Sinkholes are a fact of life in many parts of the country, not just Florida. Unfortunately, The Villages is not immune to them either. There have been several confirmed sinkholes in The Villages over the years.
Florida has more sinkholes than any other state. This is because in many parts of Florida, the ground near the surface is sitting on top of limestone. When underground water levels rise and fall, this limestone can dissolve and form holes.
What Causes Sinkholes?
When the ground below is no longer strong enough to support the weight of what is on top, there may be a sinkhole. Sinkholes can happen anywhere, but if you research this topic on your own, most websites will tell you that North Central and West Central Florida are where they seem to occur most often.

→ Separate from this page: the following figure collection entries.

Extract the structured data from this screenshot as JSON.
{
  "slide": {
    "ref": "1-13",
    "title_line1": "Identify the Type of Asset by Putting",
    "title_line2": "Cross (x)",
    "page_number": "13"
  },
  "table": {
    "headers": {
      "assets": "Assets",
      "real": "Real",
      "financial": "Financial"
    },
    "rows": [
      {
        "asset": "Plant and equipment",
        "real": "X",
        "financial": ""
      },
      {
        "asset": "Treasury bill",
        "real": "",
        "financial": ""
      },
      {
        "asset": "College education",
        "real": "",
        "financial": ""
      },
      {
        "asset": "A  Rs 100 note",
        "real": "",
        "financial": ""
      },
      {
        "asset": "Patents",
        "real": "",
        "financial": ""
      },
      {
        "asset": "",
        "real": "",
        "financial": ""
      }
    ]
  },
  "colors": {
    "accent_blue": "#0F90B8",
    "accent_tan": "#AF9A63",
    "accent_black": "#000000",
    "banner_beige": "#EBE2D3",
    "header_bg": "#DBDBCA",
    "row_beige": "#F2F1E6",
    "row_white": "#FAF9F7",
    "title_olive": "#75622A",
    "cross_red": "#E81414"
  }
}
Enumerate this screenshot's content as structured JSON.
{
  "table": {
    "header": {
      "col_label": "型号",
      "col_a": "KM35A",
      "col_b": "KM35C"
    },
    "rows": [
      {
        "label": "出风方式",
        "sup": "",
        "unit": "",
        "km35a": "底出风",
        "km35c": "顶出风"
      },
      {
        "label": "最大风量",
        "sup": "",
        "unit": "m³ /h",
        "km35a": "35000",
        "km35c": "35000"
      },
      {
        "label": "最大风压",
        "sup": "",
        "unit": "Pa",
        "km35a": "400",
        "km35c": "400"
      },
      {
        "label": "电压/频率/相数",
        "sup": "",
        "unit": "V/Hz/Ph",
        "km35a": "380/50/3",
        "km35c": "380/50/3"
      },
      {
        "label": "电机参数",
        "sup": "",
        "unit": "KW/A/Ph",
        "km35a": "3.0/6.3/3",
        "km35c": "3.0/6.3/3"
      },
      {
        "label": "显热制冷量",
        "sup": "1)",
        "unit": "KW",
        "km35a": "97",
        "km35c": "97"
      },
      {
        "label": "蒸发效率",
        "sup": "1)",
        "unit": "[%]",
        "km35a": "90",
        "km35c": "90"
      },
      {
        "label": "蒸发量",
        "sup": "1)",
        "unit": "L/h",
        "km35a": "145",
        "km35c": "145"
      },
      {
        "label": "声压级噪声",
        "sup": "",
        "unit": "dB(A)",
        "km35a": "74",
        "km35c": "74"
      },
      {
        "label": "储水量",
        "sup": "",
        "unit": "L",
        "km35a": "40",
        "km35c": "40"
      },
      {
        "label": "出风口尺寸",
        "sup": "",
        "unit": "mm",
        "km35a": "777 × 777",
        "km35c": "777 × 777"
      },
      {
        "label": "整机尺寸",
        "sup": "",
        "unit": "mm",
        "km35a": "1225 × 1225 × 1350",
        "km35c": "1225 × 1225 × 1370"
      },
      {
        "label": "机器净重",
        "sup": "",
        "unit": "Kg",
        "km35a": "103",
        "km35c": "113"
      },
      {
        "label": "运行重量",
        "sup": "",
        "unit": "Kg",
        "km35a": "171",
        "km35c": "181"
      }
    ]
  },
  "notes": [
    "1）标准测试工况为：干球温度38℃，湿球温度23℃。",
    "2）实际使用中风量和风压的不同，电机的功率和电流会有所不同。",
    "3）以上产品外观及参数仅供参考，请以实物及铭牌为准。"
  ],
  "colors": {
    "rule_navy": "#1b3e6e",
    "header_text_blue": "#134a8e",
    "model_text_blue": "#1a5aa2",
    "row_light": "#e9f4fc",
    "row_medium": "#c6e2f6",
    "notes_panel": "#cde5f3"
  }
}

February is usually when the state is at its driest, but it's also the start of the rainy season. Acidic rain can, over time, eat away the limestone and natural caverns that lie under much of the state, causing sinkholes. Both extremely dry weather and very wet weather can trigger sinkholes. An extensive drought can cause soil and sediment over a cavity to be extremely dry and collapse. On the other hand, following Tropical Storm Debby in 2012, dozens of sinkholes formed in counties north of Tampa because of the rain.
For your reference, here are links to some other articles I came across during my research that have been written about sinkholes, specifically in The Villages, over the years:
Sinkholes Plague Villages (2002)
Sinkhole Insurance in Florida
For insurance purposes, it’s important to distinguish between what’s known as Catastrophic Ground Cover Collapse coverage, and sinkhole coverage. They are two different things.
Florida law requires all homeowners insurance policies to include Catastrophic Ground Cover Collapse (CGCC) coverage, but there is strict criteria that must be met for an incident to be covered:
1. The abrupt collapse of the ground cover;
2. depression in the ground cover clearly visible to the naked eye;
3. Structural damage to the building including the foundation; and
4. The insured structure being condemned and ordered to be vacated by the government agency authorized by law to issue such an order for that structure.”
If a sinkhole occurs and any one of those four criteria is not met, the incident will likely not be covered by your insurance company.
If you read those criteria again, you’ll note that your home must literally be condemned and vacated for CGCC coverage to kick in. There have been efforts in the state legislature to change this but as of this writing, nothing has made it out of the proposal stage.
Fortunately (in the case of safety) or unfortunately (in the case of your ability to collect insurance money to fix your home), most sinkholes do not cause enough damage to meet these criteria.
That’s where optional sinkhole coverage comes in. Florida law requires all insurance companies writing policies in Florida to offer sinkhole coverage, typically as a separate policy or in a rider, and of course, this will be at an additional charge above and beyond what your regular insurance costs.
It’s also important to note that if geological testing or an inspection reveals that sinkhole activity is present on your property or within a certain distance of it, the insurance company can decline to provide sinkhole coverage to you.
While actual geological testing can cost thousands of dollars, most insurance companies will simply send a representative out to do a walk around of the property and sometimes they’ll come inside and inspect around windows and doors for signs of excessive settling before approving you for coverage.